Tremblay, Isabelle, La Problématique du bonheur féminin dans l’écriture romanesque des femmes écrivains de siècle des Lumières, thèse de doctorat codirigée par Pierre Berthiaume et Lucie Joubert et soutenue le vendredi 26 septembre 2008.

         En traçant le parcours de la destinée féminine, avec tous les détours, les obstacles et les enjeux qu’il peut comporter, les romancières des Lumières s’interrogent sur les conditions de réalisation du bonheur au féminin. Le genre romanesque, qui est le lieu de l’émergence d’une réflexion nouvelle sur la condition féminine, constitue pour les femmes auteurs un moyen privilégié pour afficher leurs positions sur la question du bonheur et sur les moyens d’accéder à celui-ci. Si les réseaux de signification à l’œuvre dans les romans à l’étude révèlent des stratégies en rupture avec les lieux communs propres à la morale chrétienne – le renoncement et le sacrifice –, c’est que la quête du bonheur est étroitement liée à une conception de l’identité féminine qui cesse d’être définie uniquement par les règles et les codes de la société patriarcale. Le souci de faire reconnaître à leurs personnages féminins une valeur propre s’inscrit dans une revendication en faveur de «l’accomplissement de son moi» (R. Mauzi) intrinsèque au bonheur.
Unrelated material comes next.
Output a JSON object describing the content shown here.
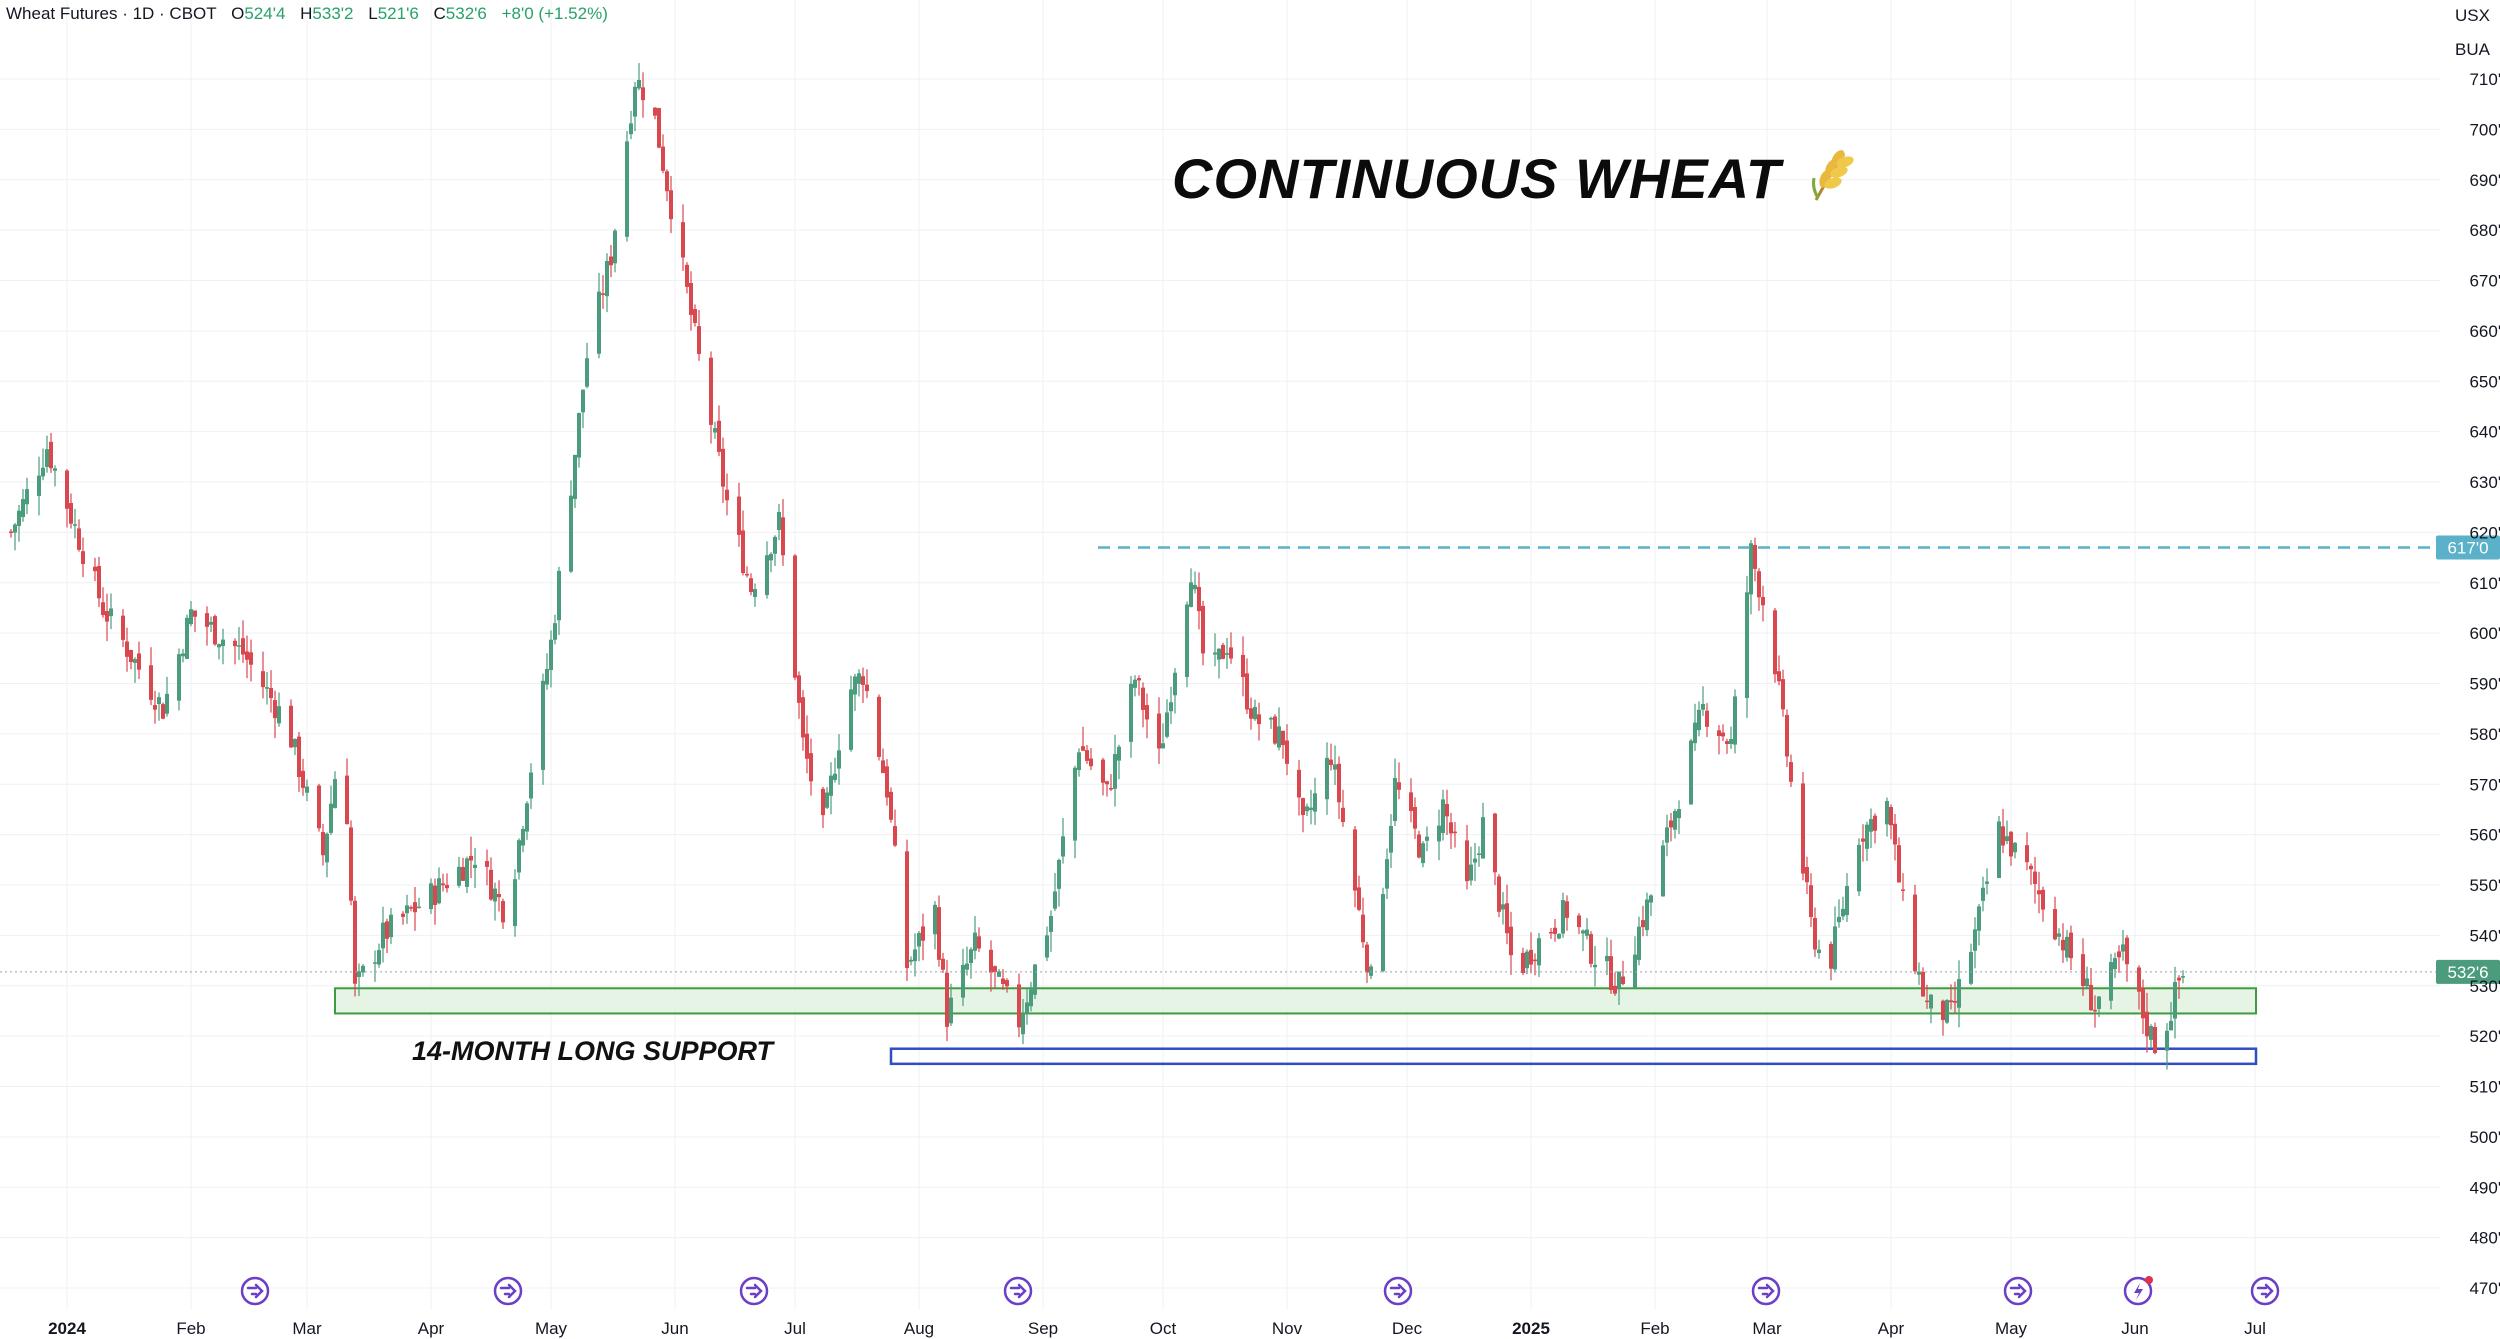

Une étude sociologique du personnel romanesque féminin montre que trois paradigmes ordonnent la représentation du bonheur : les institutions de l’époque – telles que le mariage, la famille et l’éducation – conditionnent la trajectoire des héroïnes vers le bonheur; la morale chrétienne, canalisée dans le concept de vertu, est l’objet d’une réflexion préromantique qui place l’estime de soi au-dessus des principes émis par l’ordre moral et social; la sensibilité ouvre sur un espace de conciliation où l’amour et l’amitié créent une forme d’indépendance sentimentale qui évacue le rapport de force inhérent à la passion. Riche de stratégies libératrices, la production romanesque féminine des Lumières pousse les limites du bonheur au-delà de l’horizon esquissé par les romanciers.

 

Vallée, Andréanne, Édition critique des «Avantures du Sieur Claude Le Beau. Voyage curieux et nouveau parmi les Sauvages de l’Amérique septentrionale», thèse de doctorat dirigée par Pierre Berthiaume et soutenue le vendredi 8 août 2008.
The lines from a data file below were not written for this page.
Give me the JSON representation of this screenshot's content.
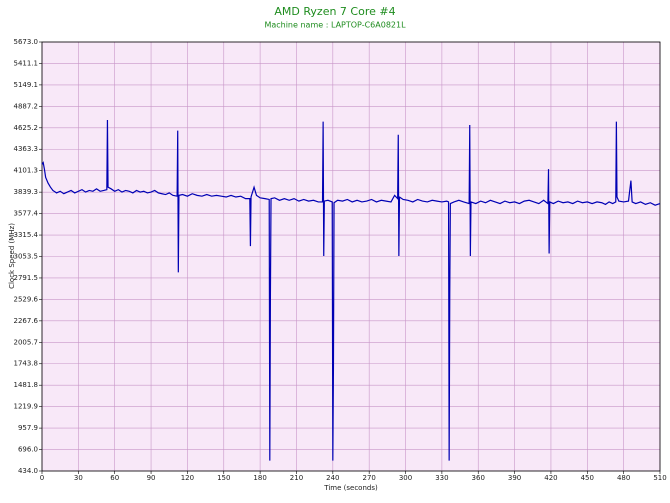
{
  "chart_data": {
    "type": "line",
    "title": "AMD Ryzen 7 Core #4",
    "subtitle": "Machine name : LAPTOP-C6A0821L",
    "x_label": "Time (seconds)",
    "y_label": "Clock Speed (MHz)",
    "color": "#0000b4",
    "background": "#f8e8f8",
    "grid": true,
    "xlim": [
      0,
      510
    ],
    "xticks": [
      0,
      30,
      60,
      90,
      120,
      150,
      180,
      210,
      240,
      270,
      300,
      330,
      360,
      390,
      420,
      450,
      480,
      510
    ],
    "ylim": [
      434,
      5673
    ],
    "yticks": [
      {
        "value": 434,
        "label": "434.0"
      },
      {
        "value": 696,
        "label": "696.0"
      },
      957.9,
      1219.9,
      1481.8,
      1743.8,
      2005.7,
      2267.6,
      2529.6,
      2791.5,
      3053.5,
      3315.4,
      3577.4,
      3839.3,
      4101.3,
      4363.3,
      4625.2,
      4887.2,
      5149.1,
      5411.1,
      {
        "value": 5673,
        "label": "5673.0"
      }
    ],
    "x": [
      0,
      1,
      2,
      3,
      5,
      7,
      9,
      12,
      15,
      18,
      21,
      24,
      27,
      30,
      33,
      36,
      39,
      42,
      45,
      48,
      51,
      53.5,
      54,
      54.5,
      57,
      60,
      63,
      66,
      69,
      72,
      75,
      78,
      81,
      84,
      87,
      90,
      93,
      96,
      99,
      102,
      105,
      108,
      111.5,
      112,
      112.5,
      113,
      116,
      120,
      124,
      128,
      132,
      136,
      140,
      144,
      148,
      152,
      156,
      160,
      164,
      168,
      171.5,
      172,
      172.5,
      175,
      177,
      180,
      184,
      187.5,
      188,
      188.5,
      189,
      192,
      196,
      200,
      204,
      208,
      212,
      216,
      220,
      224,
      228,
      231.5,
      232,
      232.5,
      233,
      236,
      239.5,
      240,
      240.5,
      241,
      244,
      248,
      252,
      256,
      260,
      264,
      268,
      272,
      276,
      280,
      284,
      288,
      291,
      293.5,
      294,
      294.5,
      295,
      298,
      302,
      306,
      310,
      314,
      318,
      322,
      326,
      330,
      334,
      335.5,
      336,
      336.5,
      337,
      340,
      344,
      348,
      352.5,
      353,
      353.5,
      354,
      358,
      362,
      366,
      370,
      374,
      378,
      382,
      386,
      390,
      394,
      398,
      402,
      406,
      410,
      414,
      417.5,
      418,
      418.5,
      419,
      422,
      426,
      430,
      434,
      438,
      442,
      446,
      450,
      454,
      458,
      462,
      465,
      468,
      471,
      473.5,
      474,
      474.5,
      476,
      480,
      484,
      486,
      487,
      490,
      494,
      498,
      502,
      506,
      510
    ],
    "values": [
      4180,
      4200,
      4120,
      4020,
      3950,
      3900,
      3860,
      3830,
      3850,
      3820,
      3840,
      3860,
      3830,
      3850,
      3870,
      3840,
      3860,
      3850,
      3880,
      3850,
      3860,
      3870,
      4720,
      3900,
      3880,
      3850,
      3870,
      3840,
      3860,
      3850,
      3830,
      3860,
      3840,
      3850,
      3830,
      3840,
      3860,
      3830,
      3820,
      3810,
      3830,
      3800,
      3790,
      4590,
      2860,
      3800,
      3810,
      3790,
      3820,
      3800,
      3790,
      3810,
      3790,
      3800,
      3790,
      3780,
      3800,
      3780,
      3790,
      3760,
      3760,
      3180,
      3780,
      3900,
      3800,
      3770,
      3760,
      3750,
      560,
      2600,
      3760,
      3770,
      3740,
      3760,
      3740,
      3760,
      3730,
      3750,
      3730,
      3740,
      3720,
      3720,
      4700,
      3060,
      3730,
      3740,
      3720,
      560,
      1680,
      3710,
      3740,
      3730,
      3750,
      3720,
      3740,
      3720,
      3730,
      3750,
      3720,
      3740,
      3730,
      3720,
      3800,
      3760,
      4540,
      3060,
      3780,
      3750,
      3740,
      3720,
      3750,
      3730,
      3720,
      3740,
      3730,
      3720,
      3730,
      3720,
      560,
      2600,
      3700,
      3720,
      3740,
      3720,
      3700,
      4660,
      3060,
      3720,
      3700,
      3730,
      3710,
      3740,
      3720,
      3700,
      3730,
      3710,
      3720,
      3700,
      3730,
      3740,
      3720,
      3700,
      3740,
      3700,
      4120,
      3090,
      3720,
      3700,
      3730,
      3710,
      3720,
      3700,
      3730,
      3710,
      3720,
      3700,
      3720,
      3710,
      3690,
      3720,
      3700,
      3720,
      4700,
      3780,
      3730,
      3720,
      3730,
      3980,
      3720,
      3700,
      3720,
      3690,
      3710,
      3680,
      3700
    ]
  }
}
         La relation des Avantures, ou le Voyage curieux et nouveau parmi les Sauvages de l’Amérique septentrionale, de Claude Le Beau fait partie des écrits coloniaux de la première moitié du XVIIIe siècle. Considéré comme un ouvrage «oublié» du patrimoine littéraire de la Nouvelle-France, le texte est peu et mal connu. Ce désintérêt est en grande partie attribuable à la réception critique de l’œuvre. En 1738, au moment de la publication des Avantures, Claude Le Beau prétend offrir aux lecteurs une relation de voyage «conforme à la plus exacte vérité». En dépit des efforts déployés par ce dernier pour créer l’illusion du témoignage personnel et du récit «véritable», la critique condamne l’ouvrage. On ne pardonne pas au relationnaire les erreurs inhérentes à la chronologie, les égarements géographiques, les emprunts faits aux textes des prédécesseurs et l’enchevêtrement du réel et de la fiction dans le récit de ses aventures personnelles. Après avoir été jugée peu fiable, voire invraisemblable, par plusieurs générations de chercheurs, la relation des Avantures de Claude Le Beau est tombée dans un oubli presque complet. Notre édition critique entend réhabiliter l’ouvrage de Le Beau en jetant un éclairage nouveau sur la genèse et les caractéristiques particulières du texte. Nous retraçons les sources du relationnaire, nous précisons la nature des emprunts faits aux textes des prédécesseurs et nous départageons fiction et réalité historique. Notre annotation produit des renseignements sur la vie de l’auteur, le contexte historique, les patronymes, les toponymes, les tribus amérindiennes, la géographie, le vocabulaire, la faune et la flore. En somme, notre thèse s’inscrit dans la foulée des plus récentes éditions critiques qui exhument les écrits de la Nouvelle-France en rendant disponible à la communauté scientifique un texte devenu rare.